- Directed by: Konstandino Kalarytis
- Written by: Andrew Herold
- Story by: Kosta Kalarytis
- Produced by: Dumi Gumbi Gabriella Kalarytis Kosta Kalarytis
- Starring: Khabonina Qubeka; Danny Keogh; Hlubi Mboya; Ronnie Nyakale; Paballo Koza;
- Cinematography: Nic Hofmeyr
- Edited by: Kosta Kalarytis
- Music by: Geo Höhn
- Production company: One Man Band
- Release date: 26 August 2016;
- Running time: 85 minutes
- Country: South Africa
- Language: English

= Dora's Peace =

Dora's Peace is a 2016 South African crime drama directed by Konstandino Kalarytis and starring Khabonina Qubeka, Danny Keogh, Hlubi Mboya, Ronnie Nyakale and Paballo Koza.

==Cast==
- Denel Honeyball as Kelly
- Danny Keogh as Stavro
- Paballo Koza as Peace
- Yule Masiteng as Father Khumalo
- Israel Makoe as Shakes
- Hlubi Mboya as Connie
- Tinah Mnumzana	as Dora's mom
- Molefi Monaisa	as Themba
- Ronnie Nyakale as Vusi
- Khabonina Qubeka as Dora
- Meren Reddy as Ravi

==Reception==
Theresa Smith of Independent Online awarded the film four stars out of five.

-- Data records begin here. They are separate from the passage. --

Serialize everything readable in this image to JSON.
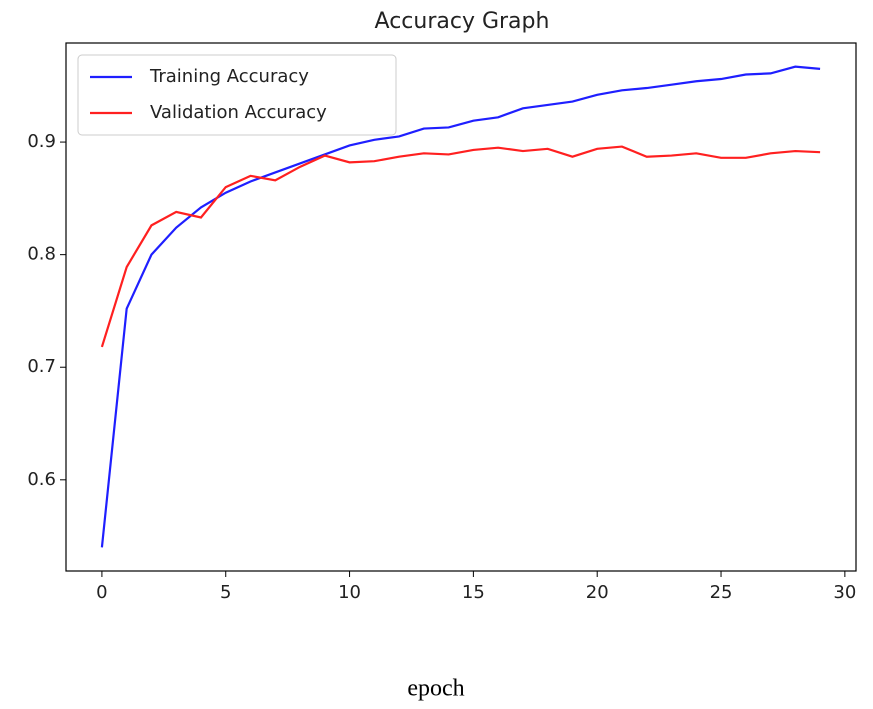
{
  "chart_data": {
    "type": "line",
    "title": "Accuracy Graph",
    "x_label": "epoch",
    "x": [
      0,
      1,
      2,
      3,
      4,
      5,
      6,
      7,
      8,
      9,
      10,
      11,
      12,
      13,
      14,
      15,
      16,
      17,
      18,
      19,
      20,
      21,
      22,
      23,
      24,
      25,
      26,
      27,
      28,
      29
    ],
    "series": [
      {
        "name": "Training Accuracy",
        "color": "#1f1fff",
        "values": [
          0.54,
          0.752,
          0.8,
          0.824,
          0.842,
          0.855,
          0.865,
          0.873,
          0.881,
          0.889,
          0.897,
          0.902,
          0.905,
          0.912,
          0.913,
          0.919,
          0.922,
          0.93,
          0.933,
          0.936,
          0.942,
          0.946,
          0.948,
          0.951,
          0.954,
          0.956,
          0.96,
          0.961,
          0.967,
          0.965
        ]
      },
      {
        "name": "Validation Accuracy",
        "color": "#ff2020",
        "values": [
          0.718,
          0.789,
          0.826,
          0.838,
          0.833,
          0.86,
          0.87,
          0.866,
          0.878,
          0.888,
          0.882,
          0.883,
          0.887,
          0.89,
          0.889,
          0.893,
          0.895,
          0.892,
          0.894,
          0.887,
          0.894,
          0.896,
          0.887,
          0.888,
          0.89,
          0.886,
          0.886,
          0.89,
          0.892,
          0.891
        ]
      }
    ],
    "xlim": [
      -1.45,
      30.45
    ],
    "ylim": [
      0.519,
      0.988
    ],
    "xticks": [
      0,
      5,
      10,
      15,
      20,
      25,
      30
    ],
    "yticks": [
      0.6,
      0.7,
      0.8,
      0.9
    ],
    "grid": false,
    "legend": "upper left"
  }
}
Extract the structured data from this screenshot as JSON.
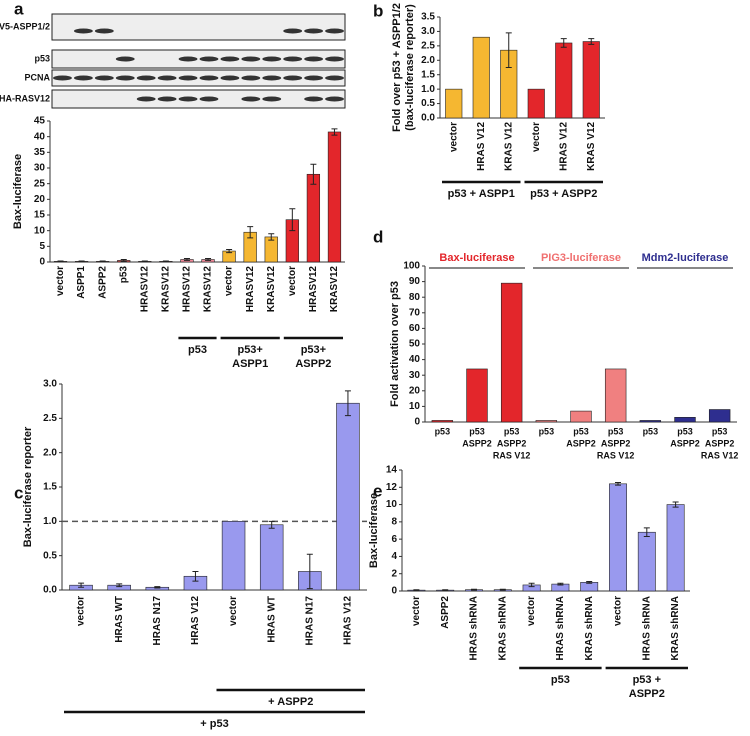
{
  "chart_data": [
    {
      "type": "bar",
      "panel": "a",
      "blot_labels": [
        "V5-ASPP1/2",
        "p53",
        "PCNA",
        "HA-RASV12"
      ],
      "y_label": "Bax-luciferase",
      "categories": [
        "vector",
        "ASPP1",
        "ASPP2",
        "p53",
        "HRASV12",
        "KRASV12",
        "HRASV12",
        "KRASV12",
        "vector",
        "HRASV12",
        "KRASV12",
        "vector",
        "HRASV12",
        "KRASV12"
      ],
      "values": [
        0.2,
        0.2,
        0.2,
        0.5,
        0.2,
        0.2,
        0.8,
        0.8,
        3.5,
        9.5,
        8,
        13.5,
        28,
        41.5
      ],
      "errors": [
        0.1,
        0.1,
        0.1,
        0.3,
        0.1,
        0.1,
        0.3,
        0.3,
        0.5,
        1.8,
        1,
        3.5,
        3.2,
        1
      ],
      "colors": [
        "#d04a4a",
        "#d04a4a",
        "#d04a4a",
        "#d04a4a",
        "#d04a4a",
        "#d04a4a",
        "#f08a9a",
        "#f08a9a",
        "#f5b731",
        "#f5b731",
        "#f5b731",
        "#e3262b",
        "#e3262b",
        "#e3262b"
      ],
      "ylim": [
        0,
        45
      ],
      "yticks": [
        0,
        5,
        10,
        15,
        20,
        25,
        30,
        35,
        40,
        45
      ],
      "groups": [
        {
          "label": [
            "p53"
          ],
          "span": [
            6,
            7
          ]
        },
        {
          "label": [
            "p53+",
            "ASPP1"
          ],
          "span": [
            8,
            10
          ]
        },
        {
          "label": [
            "p53+",
            "ASPP2"
          ],
          "span": [
            11,
            13
          ]
        }
      ]
    },
    {
      "type": "bar",
      "panel": "b",
      "y_label": [
        "Fold over p53 + ASPP1/2",
        "(bax-luciferase reporter)"
      ],
      "categories": [
        "vector",
        "HRAS V12",
        "KRAS V12",
        "vector",
        "HRAS V12",
        "KRAS V12"
      ],
      "values": [
        1,
        2.8,
        2.35,
        1,
        2.6,
        2.65
      ],
      "errors": [
        0,
        0,
        0.6,
        0,
        0.15,
        0.1
      ],
      "colors": [
        "#f5b731",
        "#f5b731",
        "#f5b731",
        "#e3262b",
        "#e3262b",
        "#e3262b"
      ],
      "ylim": [
        0,
        3.5
      ],
      "yticks": [
        {
          "value": 0,
          "label": "0.0"
        },
        {
          "value": 0.5,
          "label": "0.5"
        },
        {
          "value": 1,
          "label": "1.0"
        },
        {
          "value": 1.5,
          "label": "1.5"
        },
        {
          "value": 2,
          "label": "2.0"
        },
        {
          "value": 2.5,
          "label": "2.5"
        },
        {
          "value": 3,
          "label": "3.0"
        },
        {
          "value": 3.5,
          "label": "3.5"
        }
      ],
      "groups": [
        {
          "label": [
            "p53 + ASPP1"
          ],
          "span": [
            0,
            2
          ]
        },
        {
          "label": [
            "p53 + ASPP2"
          ],
          "span": [
            3,
            5
          ]
        }
      ]
    },
    {
      "type": "bar",
      "panel": "d",
      "y_label": "Fold activation over p53",
      "headers": [
        {
          "text": "Bax-luciferase",
          "color": "#e3262b",
          "span": [
            0,
            2
          ]
        },
        {
          "text": "PIG3-luciferase",
          "color": "#f07070",
          "span": [
            3,
            5
          ]
        },
        {
          "text": "Mdm2-luciferase",
          "color": "#2e2e8f",
          "span": [
            6,
            8
          ]
        }
      ],
      "categories": [
        [
          "p53"
        ],
        [
          "p53",
          "ASPP2"
        ],
        [
          "p53",
          "ASPP2",
          "RAS V12"
        ],
        [
          "p53"
        ],
        [
          "p53",
          "ASPP2"
        ],
        [
          "p53",
          "ASPP2",
          "RAS V12"
        ],
        [
          "p53"
        ],
        [
          "p53",
          "ASPP2"
        ],
        [
          "p53",
          "ASPP2",
          "RAS V12"
        ]
      ],
      "values": [
        1,
        34,
        89,
        1,
        7,
        34,
        1,
        3,
        8
      ],
      "colors": [
        "#e3262b",
        "#e3262b",
        "#e3262b",
        "#f08080",
        "#f08080",
        "#f08080",
        "#2e2e8f",
        "#2e2e8f",
        "#2e2e8f"
      ],
      "ylim": [
        0,
        100
      ],
      "yticks": [
        0,
        10,
        20,
        30,
        40,
        50,
        60,
        70,
        80,
        90,
        100
      ]
    },
    {
      "type": "bar",
      "panel": "c",
      "y_label": "Bax-luciferase reporter",
      "categories": [
        "vector",
        "HRAS WT",
        "HRAS N17",
        "HRAS V12",
        "vector",
        "HRAS WT",
        "HRAS N17",
        "HRAS V12"
      ],
      "values": [
        0.07,
        0.07,
        0.04,
        0.2,
        1,
        0.95,
        0.27,
        2.72
      ],
      "errors": [
        0.03,
        0.02,
        0.01,
        0.07,
        0,
        0.05,
        0.25,
        0.18
      ],
      "color": "#9999ee",
      "reference_line": 1,
      "ylim": [
        0,
        3
      ],
      "yticks": [
        {
          "value": 0,
          "label": "0.0"
        },
        {
          "value": 0.5,
          "label": "0.5"
        },
        {
          "value": 1,
          "label": "1.0"
        },
        {
          "value": 1.5,
          "label": "1.5"
        },
        {
          "value": 2,
          "label": "2.0"
        },
        {
          "value": 2.5,
          "label": "2.5"
        },
        {
          "value": 3,
          "label": "3.0"
        }
      ],
      "groups": [
        {
          "label": [
            "+ ASPP2"
          ],
          "span": [
            4,
            7
          ]
        },
        {
          "label": [
            "+ p53"
          ],
          "span": [
            0,
            7
          ]
        }
      ]
    },
    {
      "type": "bar",
      "panel": "e",
      "y_label": "Bax-luciferase",
      "categories": [
        "vector",
        "ASPP2",
        "HRAS shRNA",
        "KRAS shRNA",
        "vector",
        "HRAS shRNA",
        "KRAS shRNA",
        "vector",
        "HRAS shRNA",
        "KRAS shRNA"
      ],
      "values": [
        0.1,
        0.1,
        0.15,
        0.15,
        0.7,
        0.8,
        1,
        12.4,
        6.8,
        10
      ],
      "errors": [
        0.05,
        0.05,
        0.05,
        0.05,
        0.2,
        0.1,
        0.1,
        0.15,
        0.5,
        0.3
      ],
      "color": "#9999ee",
      "ylim": [
        0,
        14
      ],
      "yticks": [
        0,
        2,
        4,
        6,
        8,
        10,
        12,
        14
      ],
      "groups": [
        {
          "label": [
            "p53"
          ],
          "span": [
            4,
            6
          ]
        },
        {
          "label": [
            "p53 +",
            "ASPP2"
          ],
          "span": [
            7,
            9
          ]
        }
      ]
    }
  ]
}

==Accolades and nominations==
The film was nominated for five Africa Movie Academy Awards, including Best Achievement in Sound, Best Actress in a Leading Role (Khabonina Qubeka), Best Young Actor (Paballo Koza), Best Makeup and Best Screenplay.

At the Boston International Film Festival, Qubeka won the Indie Spirit Award for Best Actress and director Konstandino Kalarytis won a Special Recognition Award.

For her performance, Hlubi Mboya won the South African Film and Television Award for Best Supporting Actress in a Feature Film. Nerine Pienaar and Jolandi Pienaar were also nominated for the SAFTA Award for Best Achievement in Costume Design – Feature Film.

The film also won the Best South African Feature Film award at the Jozi Film Festival and was nominated for the Rapid Lion Award for Best South African Film.